Biography of Robert Bunsen

Elements of excellence

31 March 1811
16 August 1899
Robert Wilhelm Eberhard Bunsen was born in Göttingen (Germany) on 31 March 1811. Chemist and physicist, is known to have perfected this burner tool in any chemical laboratory of the globe, which today is called by his name "Bunsen burner". The instrument itself was invented by Britain's Michael Faraday. Robert Bunsen is the last of four brothers: as a young man he attended the school in the German town of Holzminden and then deepen their study of chemistry at the University of Göttingen. Obtained his PhD at the age of nineteen, then for a long period, from 1830 to 1833, travels through Western Europe. In these years he met and knows Runge, the discoverer of aniline, Justus von Liebig in Giessen, and Mitscherlich in Bonn. Bunsen returns later in Germany and became professor in Göttingen: here he began his experimental studies on solubility of salts of arsenous acid.
For a long time the hydrated ferric oxide is used as an antidote for poisoning by arsenic, precisely because of the research of Robert Bunsen. In 1836 the German chemist takes the place of Friederich Woehler in Kassel. After teaching for two years accepts the offer of the University of Marburg: here his main job concerns the study of cacodyl derivatives. The results bring in brief fame and honour, but at this time he happens also to approach dangerously at risk of death, caused by arsenic poisoning. It should be mentioned also that following an explosion, a shard of glass exploded reached its eye, in the ruined beyond repair. In 1841, Bunsen creates a carbon electrode to use instead of the expensive Platinum electrode in the stack of Grove.

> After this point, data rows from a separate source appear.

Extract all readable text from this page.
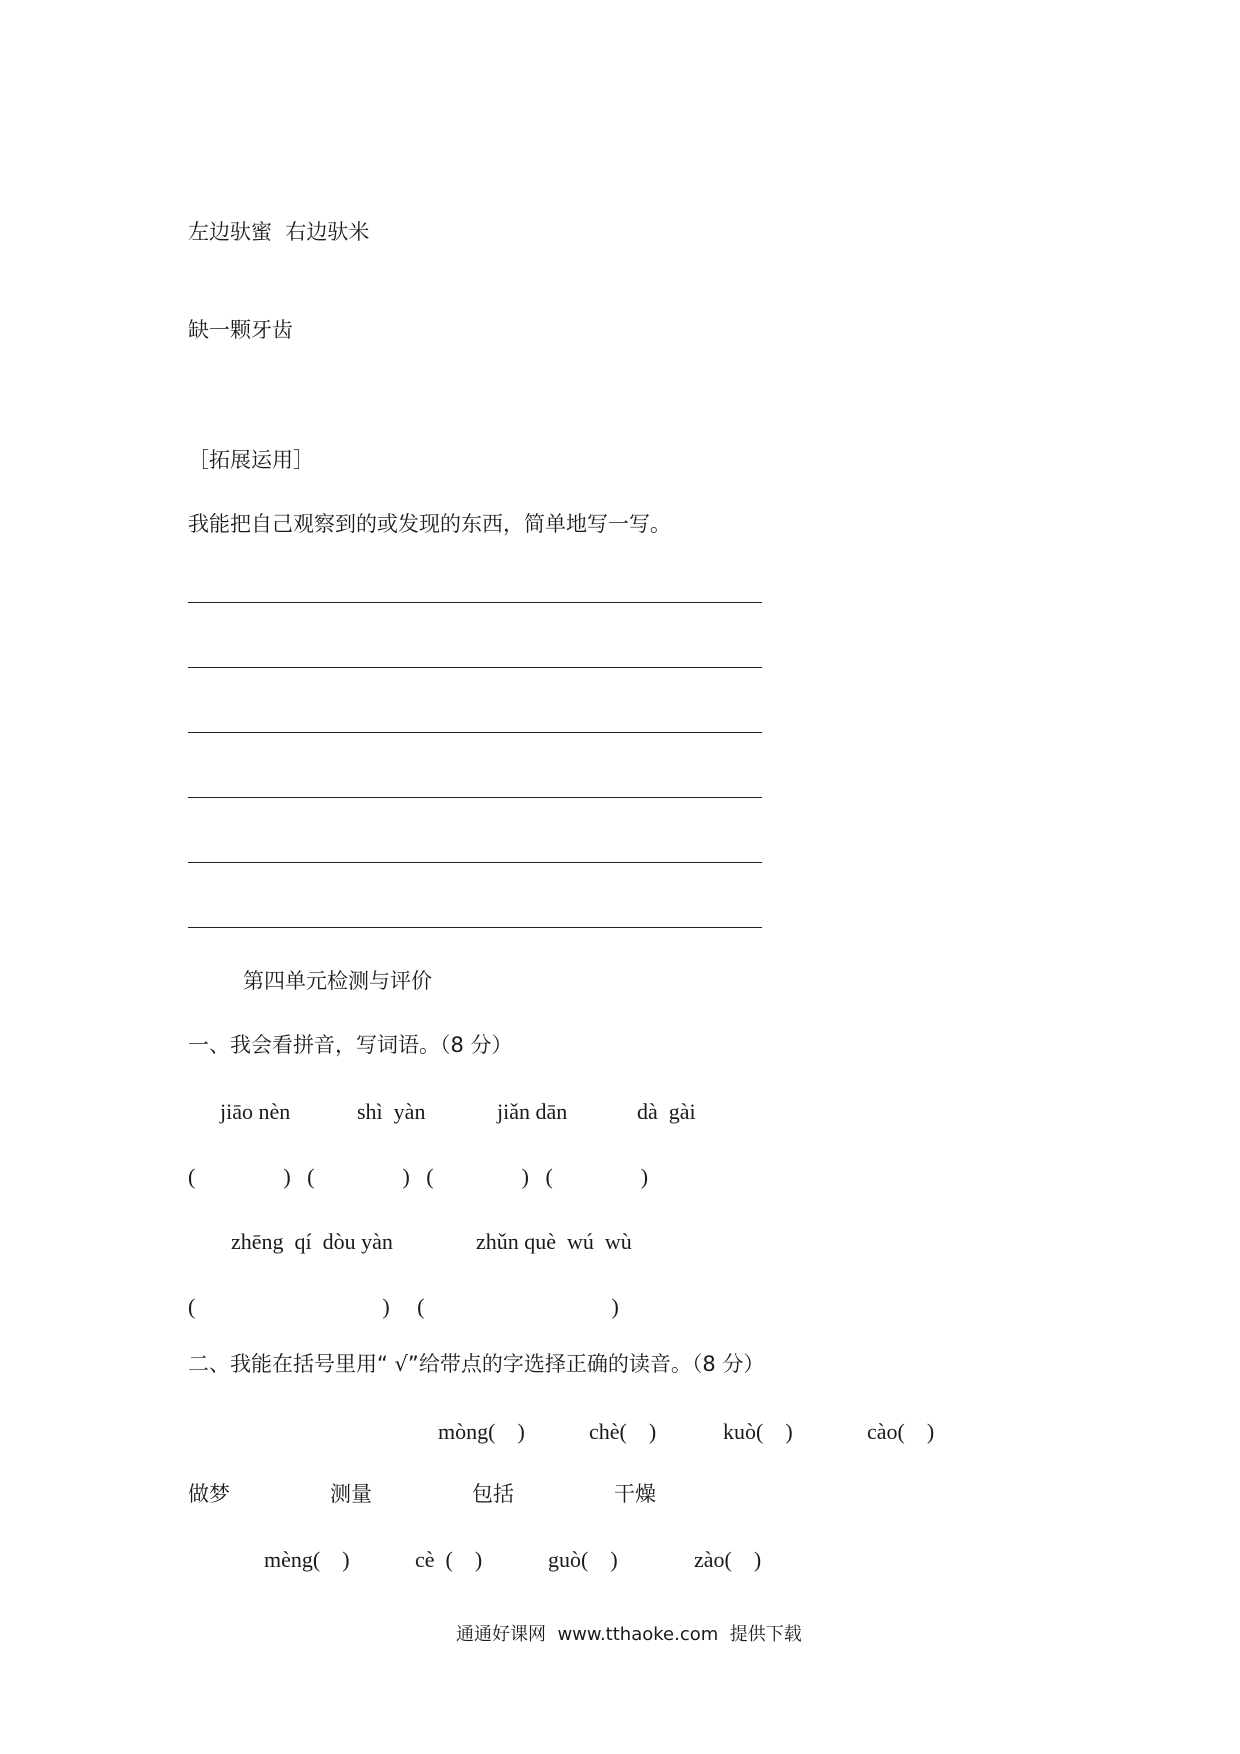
左边驮蜜  右边驮米
缺一颗牙齿
［拓展运用］
我能把自己观察到的或发现的东西，简单地写一写。
第四单元检测与评价
一、我会看拼音，写词语。（8 分）
jiāo nèn	shì  yàn	jiǎn dān	dà  gài
(                )   (                )   (                )   (                )
zhēng  qí  dòu yàn	zhǔn què  wú  wù
(                                  )     (                                  )
二、我能在括号里用“ √”给带点的字选择正确的读音。（8 分）
mòng(    )	chè(    )	kuò(    )	cào(    )
做梦	测量	包括	干燥
mèng(    )	cè  (    )	guò(    )	zào(    )
通通好课网  www.tthaoke.com  提供下载
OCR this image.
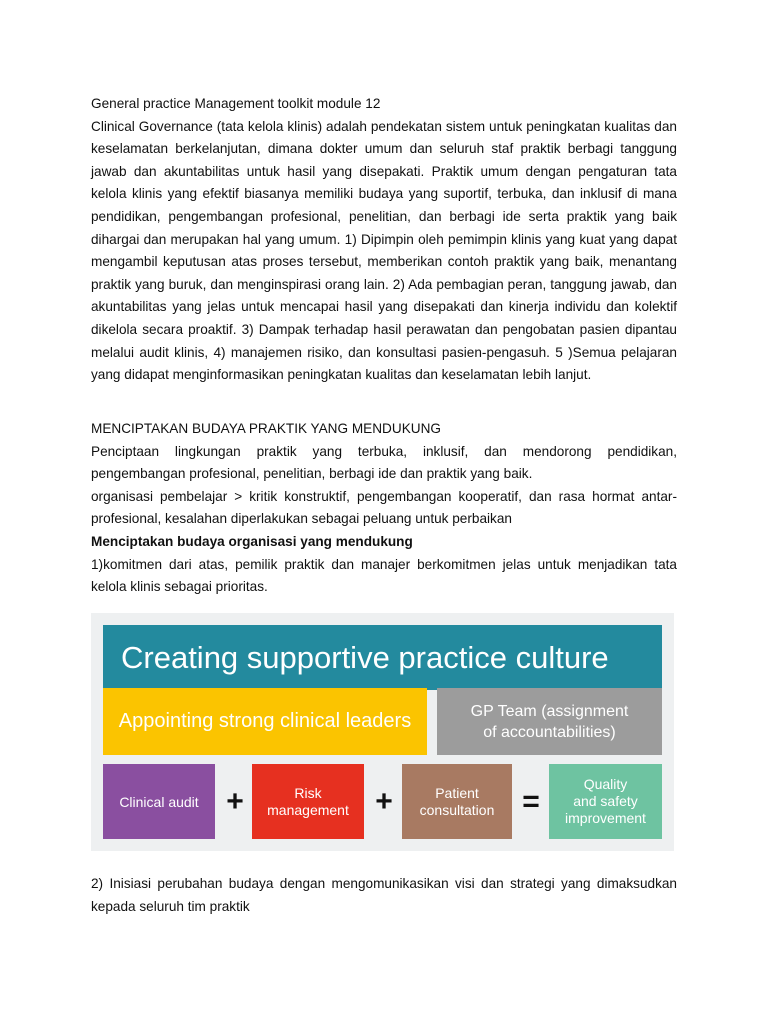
General practice Management toolkit module 12

Clinical Governance (tata kelola klinis) adalah pendekatan sistem untuk peningkatan kualitas dan keselamatan berkelanjutan, dimana dokter umum dan seluruh staf praktik berbagi tanggung jawab dan akuntabilitas untuk hasil yang disepakati. Praktik umum dengan pengaturan tata kelola klinis yang efektif biasanya memiliki budaya yang suportif, terbuka, dan inklusif di mana pendidikan, pengembangan profesional, penelitian, dan berbagi ide serta praktik yang baik dihargai dan merupakan hal yang umum. 1) Dipimpin oleh pemimpin klinis yang kuat yang dapat mengambil keputusan atas proses tersebut, memberikan contoh praktik yang baik, menantang praktik yang buruk, dan menginspirasi orang lain. 2) Ada pembagian peran, tanggung jawab, dan akuntabilitas yang jelas untuk mencapai hasil yang disepakati dan kinerja individu dan kolektif dikelola secara proaktif. 3) Dampak terhadap hasil perawatan dan pengobatan pasien dipantau melalui audit klinis, 4) manajemen risiko, dan konsultasi pasien-pengasuh. 5 )Semua pelajaran yang didapat menginformasikan peningkatan kualitas dan keselamatan lebih lanjut.

MENCIPTAKAN BUDAYA PRAKTIK YANG MENDUKUNG

Penciptaan lingkungan praktik yang terbuka, inklusif, dan mendorong pendidikan, pengembangan profesional, penelitian, berbagi ide dan praktik yang baik.

organisasi pembelajar > kritik konstruktif, pengembangan kooperatif, dan rasa hormat antar-profesional, kesalahan diperlakukan sebagai peluang untuk perbaikan

Menciptakan budaya organisasi yang mendukung

1)komitmen dari atas, pemilik praktik dan manajer berkomitmen jelas untuk menjadikan tata kelola klinis sebagai prioritas.

Creating supportive practice culture
Appointing strong clinical leaders	GP Team (assignment
of accountabilities)
Clinical audit +	Risk
management +	Patient
consultation =
Quality
and safety
improvement

2) Inisiasi perubahan budaya dengan mengomunikasikan visi dan strategi yang dimaksudkan kepada seluruh tim praktik
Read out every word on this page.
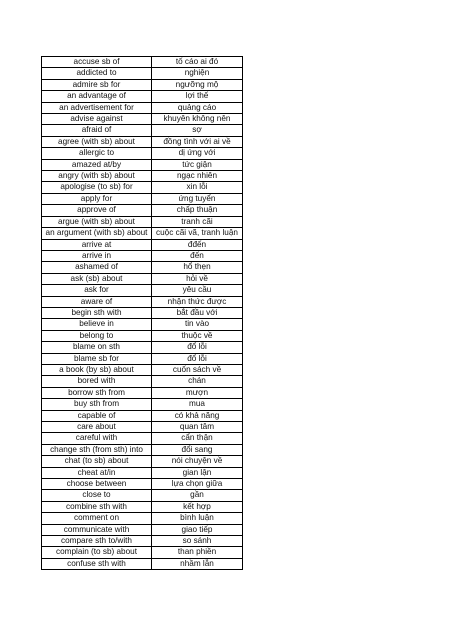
accuse sb of	tố cáo ai đó
addicted to	nghiện
admire sb for	ngưỡng mộ
an advantage of	lợi thế
an advertisement for	quảng cáo
advise against	khuyên không nên
afraid of	sợ
agree (with sb) about	đồng tình với ai về
allergic to	dị ứng với
amazed at/by	tức giận
angry (with sb) about	ngạc nhiên
apologise (to sb) for	xin lỗi
apply for	ứng tuyển
approve of	chấp thuận
argue (with sb) about	tranh cãi
an argument (with sb) about	cuộc cãi vã, tranh luận
arrive at	đđến
arrive in	đến
ashamed of	hổ thẹn
ask (sb) about	hỏi về
ask for	yêu cầu
aware of	nhận thức được
begin sth with	bắt đầu với
believe in	tin vào
belong to	thuộc về
blame on sth	đổ lỗi
blame sb for	đổ lỗi
a book (by sb) about	cuốn sách về
bored with	chán
borrow sth from	mượn
buy sth from	mua
capable of	có khả năng
care about	quan tâm
careful with	cẩn thận
change sth (from sth) into	đổi sang
chat (to sb) about	nói chuyện về
cheat at/in	gian lận
choose between	lựa chọn giữa
close to	gần
combine sth with	kết hợp
comment on	bình luận
communicate with	giao tiếp
compare sth to/with	so sánh
complain (to sb) about	than phiền
confuse sth with	nhầm lẫn
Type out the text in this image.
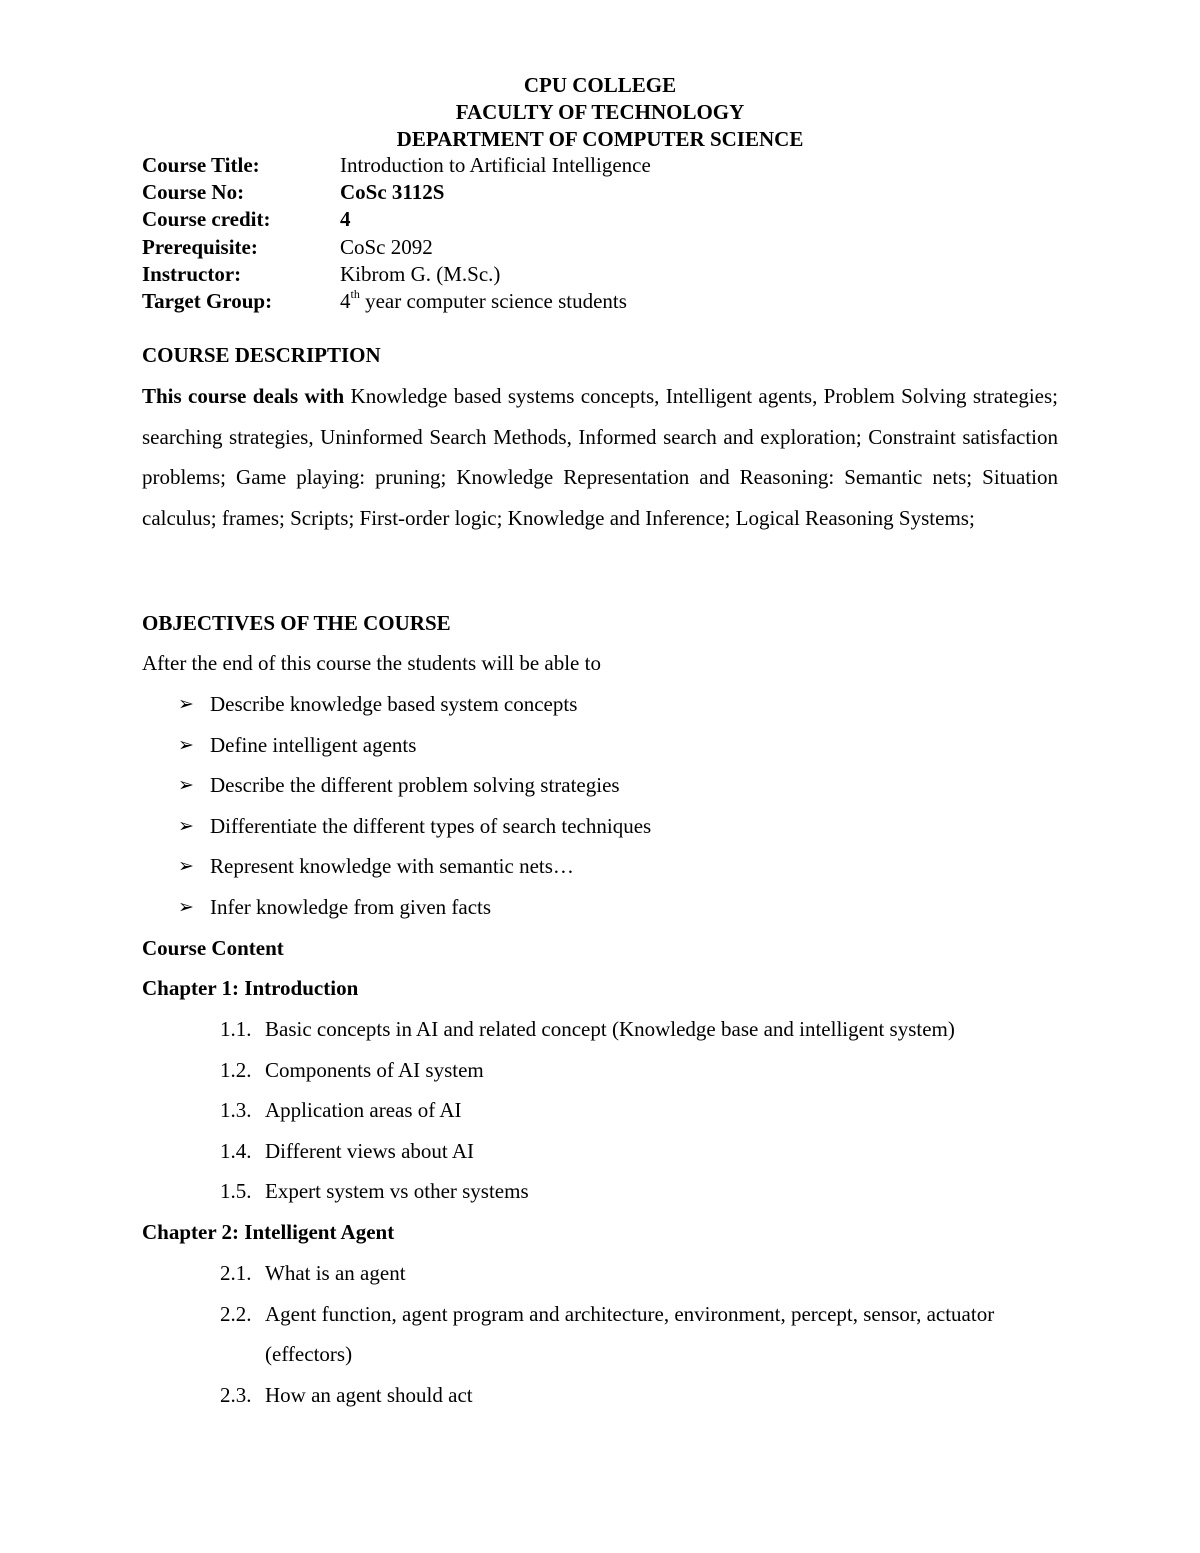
CPU COLLEGE
FACULTY OF TECHNOLOGY
DEPARTMENT OF COMPUTER SCIENCE
Course Title:	Introduction to Artificial Intelligence
Course No:	CoSc 3112S
Course credit:	4
Prerequisite:	CoSc 2092
Instructor:	Kibrom G. (M.Sc.)
Target Group:	4th year computer science students
COURSE DESCRIPTION
This course deals with Knowledge based systems concepts, Intelligent agents, Problem Solving strategies; searching strategies, Uninformed Search Methods, Informed search and exploration; Constraint satisfaction problems; Game playing: pruning; Knowledge Representation and Reasoning: Semantic nets; Situation calculus; frames; Scripts; First-order logic; Knowledge and Inference; Logical Reasoning Systems;
OBJECTIVES OF THE COURSE
After the end of this course the students will be able to
➢ Describe knowledge based system concepts
➢ Define intelligent agents
➢ Describe the different problem solving strategies
➢ Differentiate the different types of search techniques
➢ Represent knowledge with semantic nets…
➢ Infer knowledge from given facts
Course Content
Chapter 1: Introduction
1.1. Basic concepts in AI and related concept (Knowledge base and intelligent system)
1.2. Components of AI system
1.3. Application areas of AI
1.4. Different views about AI
1.5. Expert system vs other systems
Chapter 2: Intelligent Agent
2.1. What is an agent
2.2. Agent function, agent program and architecture, environment, percept, sensor, actuator (effectors)
2.3. How an agent should act
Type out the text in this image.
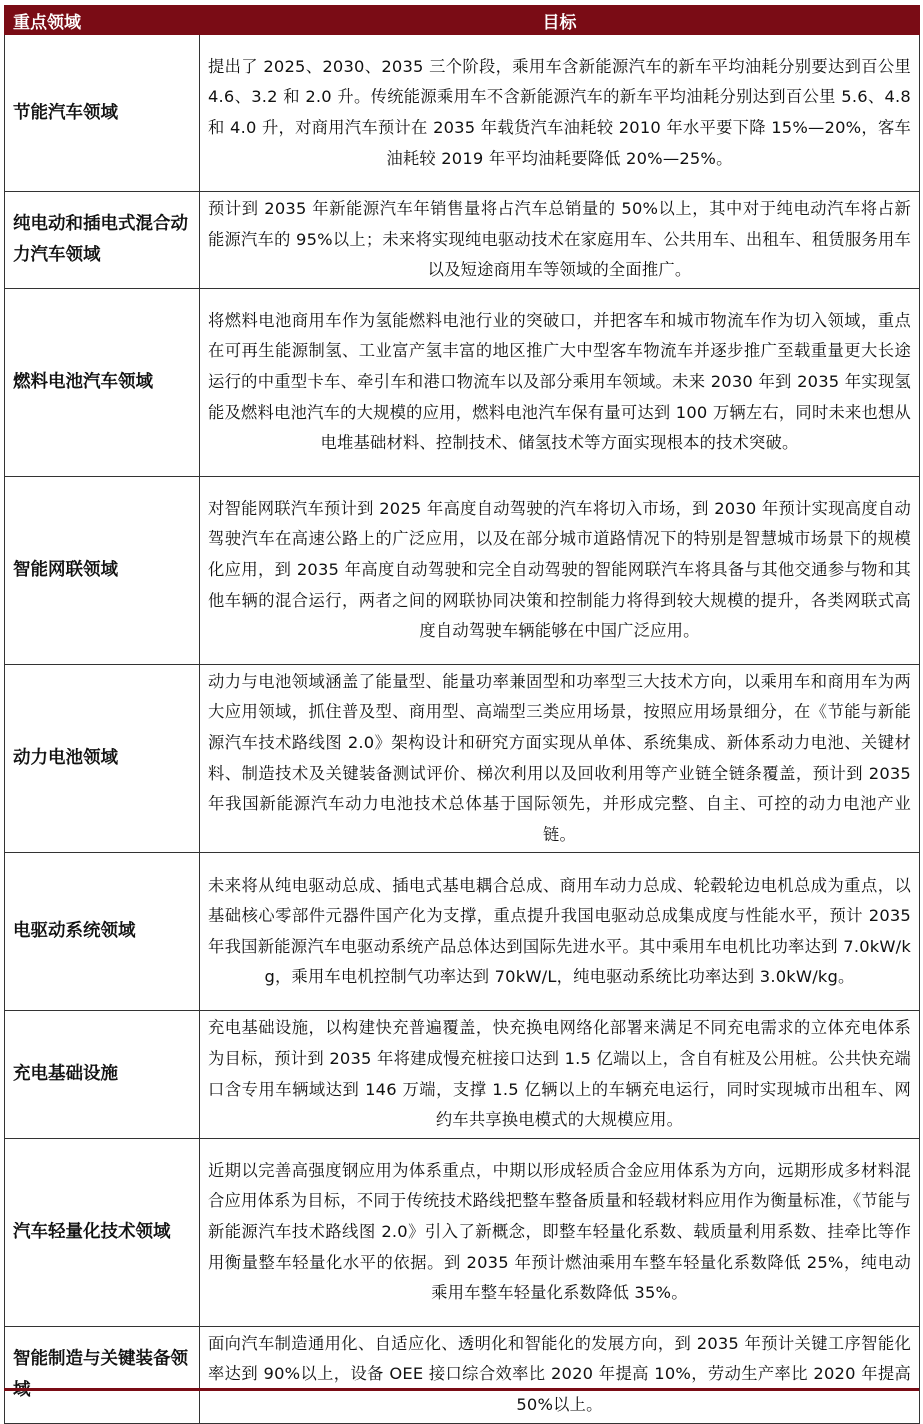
重点领域	目标
节能汽车领域	提出了 2025、2030、2035 三个阶段，乘用车含新能源汽车的新车平均油耗分别要达到百公里 4.6、3.2 和 2.0 升。传统能源乘用车不含新能源汽车的新车平均油耗分别达到百公里 5.6、4.8 和 4.0 升，对商用汽车预计在 2035 年载货汽车油耗较 2010 年水平要下降 15%—20%，客车油耗较 2019 年平均油耗要降低 20%—25%。
纯电动和插电式混合动力汽车领域	预计到 2035 年新能源汽车年销售量将占汽车总销量的 50%以上，其中对于纯电动汽车将占新能源汽车的 95%以上；未来将实现纯电驱动技术在家庭用车、公共用车、出租车、租赁服务用车以及短途商用车等领域的全面推广。
燃料电池汽车领域	将燃料电池商用车作为氢能燃料电池行业的突破口，并把客车和城市物流车作为切入领域，重点在可再生能源制氢、工业富产氢丰富的地区推广大中型客车物流车并逐步推广至载重量更大长途运行的中重型卡车、牵引车和港口物流车以及部分乘用车领域。未来 2030 年到 2035 年实现氢能及燃料电池汽车的大规模的应用，燃料电池汽车保有量可达到 100 万辆左右，同时未来也想从电堆基础材料、控制技术、储氢技术等方面实现根本的技术突破。
智能网联领域	对智能网联汽车预计到 2025 年高度自动驾驶的汽车将切入市场，到 2030 年预计实现高度自动驾驶汽车在高速公路上的广泛应用，以及在部分城市道路情况下的特别是智慧城市场景下的规模化应用，到 2035 年高度自动驾驶和完全自动驾驶的智能网联汽车将具备与其他交通参与物和其他车辆的混合运行，两者之间的网联协同决策和控制能力将得到较大规模的提升，各类网联式高度自动驾驶车辆能够在中国广泛应用。
动力电池领域	动力与电池领域涵盖了能量型、能量功率兼固型和功率型三大技术方向，以乘用车和商用车为两大应用领域，抓住普及型、商用型、高端型三类应用场景，按照应用场景细分，在《节能与新能源汽车技术路线图 2.0》架构设计和研究方面实现从单体、系统集成、新体系动力电池、关键材料、制造技术及关键装备测试评价、梯次利用以及回收利用等产业链全链条覆盖，预计到 2035 年我国新能源汽车动力电池技术总体基于国际领先，并形成完整、自主、可控的动力电池产业链。
电驱动系统领域	未来将从纯电驱动总成、插电式基电耦合总成、商用车动力总成、轮毂轮边电机总成为重点，以基础核心零部件元器件国产化为支撑，重点提升我国电驱动总成集成度与性能水平，预计 2035 年我国新能源汽车电驱动系统产品总体达到国际先进水平。其中乘用车电机比功率达到 7.0kW/kg，乘用车电机控制气功率达到 70kW/L，纯电驱动系统比功率达到 3.0kW/kg。
充电基础设施	充电基础设施，以构建快充普遍覆盖，快充换电网络化部署来满足不同充电需求的立体充电体系为目标，预计到 2035 年将建成慢充桩接口达到 1.5 亿端以上，含自有桩及公用桩。公共快充端口含专用车辆域达到 146 万端，支撑 1.5 亿辆以上的车辆充电运行，同时实现城市出租车、网约车共享换电模式的大规模应用。
汽车轻量化技术领域	近期以完善高强度钢应用为体系重点，中期以形成轻质合金应用体系为方向，远期形成多材料混合应用体系为目标，不同于传统技术路线把整车整备质量和轻载材料应用作为衡量标准，《节能与新能源汽车技术路线图 2.0》引入了新概念，即整车轻量化系数、载质量利用系数、挂牵比等作用衡量整车轻量化水平的依据。到 2035 年预计燃油乘用车整车轻量化系数降低 25%，纯电动乘用车整车轻量化系数降低 35%。
智能制造与关键装备领	面向汽车制造通用化、自适应化、透明化和智能化的发展方向，到 2035 年预计关键工序智能化率达到 90%以上，设备 OEE 接口综合效率比 2020 年提高 10%，劳动生产率比 2020 年提高 50%以上。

As Professor succeeds Leopold Gmelin at the University of Heidelberg in 1852. Using nitric acid can prepare many pure metals including chromium, magnesium, aluminum, manganese, sodium, barium, calcium and lithium through electrolysis. In the same year, he began a long association with Sir Henry Roscoe with the aim of studying the formation of hydrochloric acid from the use of hydrogen and chlorine. Bunsen stops cooperation with Roscoe in 1859 and joined Gustav Kirchhoff to study emission spectroscopy of elements. It is for this purpose that Bunsen burner which improves the special one had already invented Michael Faraday. In 1877 the couple Bunsen Kirchhoff are the first scientists to be awarded the Davy Medal (issued annually by the Royal Society, the British Academy of Sciences). He retired at the age of seventy-eight years to devote himself to geology, which for many years was his parallel passion, Robert Bunsen dies in Heidelberg on 16 August 1899 at the age of eighty-eight.
Article contributed by the team of collaborators.